When you consider the opposite of stable is unstable it makes it easier to understand why life insurance underwriting uses stability as a benchmark for approval and rates for all mood disorder underwriting. Whether it is depression, anxiety or bipolar disorder life insurance, the last thing life insurance companies want to sign off on is someone with a track record of train wrecks.
What we’ve found is that there are a core group of companies that will underwrite based the mortality risk presented by the individual as opposed as the average mortality risk for the mood disorder. Coined as clinical underwriting by US Financial before they were bought and thrown away by AXA Equitable, it dares to step out of the mold of underwriting by the manual and actually taking a close look at how the individual is doing, how they are coping with the challenge of real life and their own life.
In contrast are the vast majority of companies licensed to underwrite life insurance who go strictly by a manual. When an underwriter reads the application and sees a diagnosis of bipolar disorder, he refers to bipolar disorder in the manual and makes the decision to decline the application without further investigation. So many of the physicians, attorneys, CEO’s and other professionals we have helped started their experience with exactly this type of treatment. Never mind that they could very well be in charge of the life insurance company where the underwriter works, bipolar is bipolar and bipolar gets declined.

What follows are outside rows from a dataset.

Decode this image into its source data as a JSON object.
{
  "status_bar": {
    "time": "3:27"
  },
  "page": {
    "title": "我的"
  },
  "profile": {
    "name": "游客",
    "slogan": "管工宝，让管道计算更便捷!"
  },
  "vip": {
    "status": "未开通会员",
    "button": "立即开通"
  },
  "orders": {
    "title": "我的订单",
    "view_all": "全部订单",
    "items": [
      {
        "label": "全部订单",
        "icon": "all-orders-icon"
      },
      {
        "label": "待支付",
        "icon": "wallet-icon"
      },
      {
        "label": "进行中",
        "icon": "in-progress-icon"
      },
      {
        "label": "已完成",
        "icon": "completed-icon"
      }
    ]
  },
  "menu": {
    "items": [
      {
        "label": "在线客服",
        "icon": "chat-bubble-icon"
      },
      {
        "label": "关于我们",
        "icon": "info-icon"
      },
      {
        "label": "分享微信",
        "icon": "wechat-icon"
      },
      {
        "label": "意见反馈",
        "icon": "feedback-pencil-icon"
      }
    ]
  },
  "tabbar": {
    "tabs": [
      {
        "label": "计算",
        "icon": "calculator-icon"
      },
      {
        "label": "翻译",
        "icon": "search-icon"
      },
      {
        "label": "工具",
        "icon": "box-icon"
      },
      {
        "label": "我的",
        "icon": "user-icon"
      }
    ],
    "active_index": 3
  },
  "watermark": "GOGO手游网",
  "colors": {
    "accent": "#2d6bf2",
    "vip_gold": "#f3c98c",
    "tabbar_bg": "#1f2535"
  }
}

It floors me, probably no where near how it floors the clients, when this type of underwriting or lack of underwriting is used. As I was writing this I got a call from an executive with a major computer manufacturer who had just been rated by his auto and homeowners company for well controlled job related anxiety. He has never been hospitalized, lost time from work, had any social or family problems. This guy should get preferred or preferred plus.
Let’s review the general criteria for approval for bipolar life insurance and understand that this same criteria really applies to all mood disorders.
1. Someone who has not been hospitalized for bipolar disorder other than for diagnosis?
2. Someone who has not attempted suicide or had bouts with suicidal ideations? (Ideations become less relevant with time)
3. Someone who is compliant with their treatment, both medications and regular followups?
4. Someone who is leading a stable family life or social life?
5. Someone who is exhibiting a stable work life?
6. Someone who is not on disability for bipolar and does not have issues with drinking or drugs? If there’s a problem here, then the answers to 3, 4 and 5 are no.
7. Better approvals come if you are not on anti psychotic drugs.
Bottom line. If your life is on track in spite of carrying the burden of a mood disorder, don’t let a life insurance agent or company convince you that you’re high risk. Stability is the key to rates that most life insurance agents will claim you can’t get.